Hay un aspecto que revela muy claramente el espíritu de la comunidad: la
organización del espacio. La liturgia de la palabra se celebra en torno a una
tarima situada a la entrada del templo, provista de un par de atriles,
alrededor de la cual, en forma de semicírculo, se sitúa la comunidad. En
cambio, en la segunda parte de la celebración todo el mundo se desplaza hacia
la zona del coro, en medio del cual hay un altar donde se realiza la
consagración.
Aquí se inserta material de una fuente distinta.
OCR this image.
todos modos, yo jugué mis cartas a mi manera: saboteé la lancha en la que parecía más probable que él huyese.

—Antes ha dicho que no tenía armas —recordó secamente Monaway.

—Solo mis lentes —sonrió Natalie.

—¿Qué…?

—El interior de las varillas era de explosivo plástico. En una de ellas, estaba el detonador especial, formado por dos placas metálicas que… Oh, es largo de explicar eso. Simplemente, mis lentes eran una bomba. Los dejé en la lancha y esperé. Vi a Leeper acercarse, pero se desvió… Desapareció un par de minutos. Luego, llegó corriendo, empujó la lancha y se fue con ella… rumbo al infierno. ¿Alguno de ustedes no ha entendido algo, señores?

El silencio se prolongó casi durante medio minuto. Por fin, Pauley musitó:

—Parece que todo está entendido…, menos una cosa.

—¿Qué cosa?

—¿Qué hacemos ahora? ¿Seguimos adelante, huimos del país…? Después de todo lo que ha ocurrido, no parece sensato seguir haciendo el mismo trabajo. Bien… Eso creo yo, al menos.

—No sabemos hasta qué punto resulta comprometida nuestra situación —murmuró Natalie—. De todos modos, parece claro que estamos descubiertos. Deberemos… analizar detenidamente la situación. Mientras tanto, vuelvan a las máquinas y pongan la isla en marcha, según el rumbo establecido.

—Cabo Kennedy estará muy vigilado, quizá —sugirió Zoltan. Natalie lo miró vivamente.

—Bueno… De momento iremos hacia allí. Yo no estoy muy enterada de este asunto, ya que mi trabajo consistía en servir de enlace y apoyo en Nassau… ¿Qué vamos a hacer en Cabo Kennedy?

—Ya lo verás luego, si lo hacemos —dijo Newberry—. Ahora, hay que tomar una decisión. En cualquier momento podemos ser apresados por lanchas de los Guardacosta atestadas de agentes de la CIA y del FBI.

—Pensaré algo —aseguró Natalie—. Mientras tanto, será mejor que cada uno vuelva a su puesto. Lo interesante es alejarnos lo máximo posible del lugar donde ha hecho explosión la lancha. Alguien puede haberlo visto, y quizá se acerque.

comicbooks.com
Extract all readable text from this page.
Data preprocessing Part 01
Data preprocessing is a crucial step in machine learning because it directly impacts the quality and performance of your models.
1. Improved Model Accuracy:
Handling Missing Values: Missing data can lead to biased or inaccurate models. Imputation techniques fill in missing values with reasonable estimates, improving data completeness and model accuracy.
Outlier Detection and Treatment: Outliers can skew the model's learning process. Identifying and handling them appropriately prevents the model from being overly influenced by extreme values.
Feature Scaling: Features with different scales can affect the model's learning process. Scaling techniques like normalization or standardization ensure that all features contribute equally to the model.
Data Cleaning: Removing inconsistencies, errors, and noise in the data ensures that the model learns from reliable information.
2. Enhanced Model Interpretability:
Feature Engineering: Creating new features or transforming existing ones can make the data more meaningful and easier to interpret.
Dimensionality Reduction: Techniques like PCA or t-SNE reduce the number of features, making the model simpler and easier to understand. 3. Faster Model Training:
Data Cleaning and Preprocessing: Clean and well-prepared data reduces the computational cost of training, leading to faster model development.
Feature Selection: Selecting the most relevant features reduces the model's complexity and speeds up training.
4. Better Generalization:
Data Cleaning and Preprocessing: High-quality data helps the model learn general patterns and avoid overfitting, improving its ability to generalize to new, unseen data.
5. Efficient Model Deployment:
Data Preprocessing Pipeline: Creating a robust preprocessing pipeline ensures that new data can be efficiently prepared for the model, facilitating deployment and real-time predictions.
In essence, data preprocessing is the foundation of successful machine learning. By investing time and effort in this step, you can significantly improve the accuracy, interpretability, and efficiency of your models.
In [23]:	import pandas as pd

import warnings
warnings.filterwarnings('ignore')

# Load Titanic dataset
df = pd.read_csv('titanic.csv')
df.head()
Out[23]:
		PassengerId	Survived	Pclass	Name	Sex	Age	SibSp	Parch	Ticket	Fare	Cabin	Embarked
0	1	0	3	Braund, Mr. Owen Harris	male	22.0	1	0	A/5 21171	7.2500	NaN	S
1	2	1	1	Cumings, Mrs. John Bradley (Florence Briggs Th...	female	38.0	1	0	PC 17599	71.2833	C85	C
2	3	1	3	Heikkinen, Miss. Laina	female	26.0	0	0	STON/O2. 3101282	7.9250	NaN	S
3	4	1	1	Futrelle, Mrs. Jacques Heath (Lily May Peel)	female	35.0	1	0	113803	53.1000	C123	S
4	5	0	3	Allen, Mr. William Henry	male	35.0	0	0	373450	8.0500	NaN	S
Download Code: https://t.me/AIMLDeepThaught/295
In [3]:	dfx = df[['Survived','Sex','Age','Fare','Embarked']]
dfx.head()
De nuevo, el espacio de la eucaristía no queda partido en dos —la
zona de los celebrantes, la zona de los asistentes—, con lo que uno tiene la
sensación de participar de una manera mucho más plena en el desarrollo de la
celebración. Además, la liturgia de la palabra es siempre diferente: el orden
de las lecturas varía, el número de comentarios y la gente que los lee también;
nunca hay un sermón propiamente dicho del cura, sino diferentes propuestas de
lectura que normalmente salen de la reflexión de la comunidad en reuniones de
preparación. Otro elemento que marca la diferencia en Saint Merry es el
organista, que no se limita a acompañar los cantos: a menudo ofrece
verdaderos recitales de música contemporánea, sobre todo en momentos de
recogimiento como la comunión. La atmósfera del lugar es realmente especial.
En fin, para postres, el sábado pasado tuve la ocasión de
asistir a la celebración del centenario de la IT en París. Hubo un espacio para
“la memoria”, pero el acto se centró sobre todo en el “compromiso” con una mesa
redonda titulada “saisir les chances de l’aujourd’hui” —algo así como “cazar
las oportunidades de hoy”. En ella participaron Hugues Sibille, banquero
implicado en proyectos de banca ética, Arantxa Aguado, antigua directora de la
IT y especialista en educación, y Jacques Mérienne, cineasta, director de
teatro y... sacerdote de Saint Merry. Si en algún punto confluyeron sus
reflexiones fue en la necesidad de una “nueva síntesis humanista”, de recolocar
a la persona en el centro de la reflexión pedagógica, del sistema económico y
de la actividad artística. Vaya, de renovar el aceite y hacer trabajar nuestros
talentos, ¿no?.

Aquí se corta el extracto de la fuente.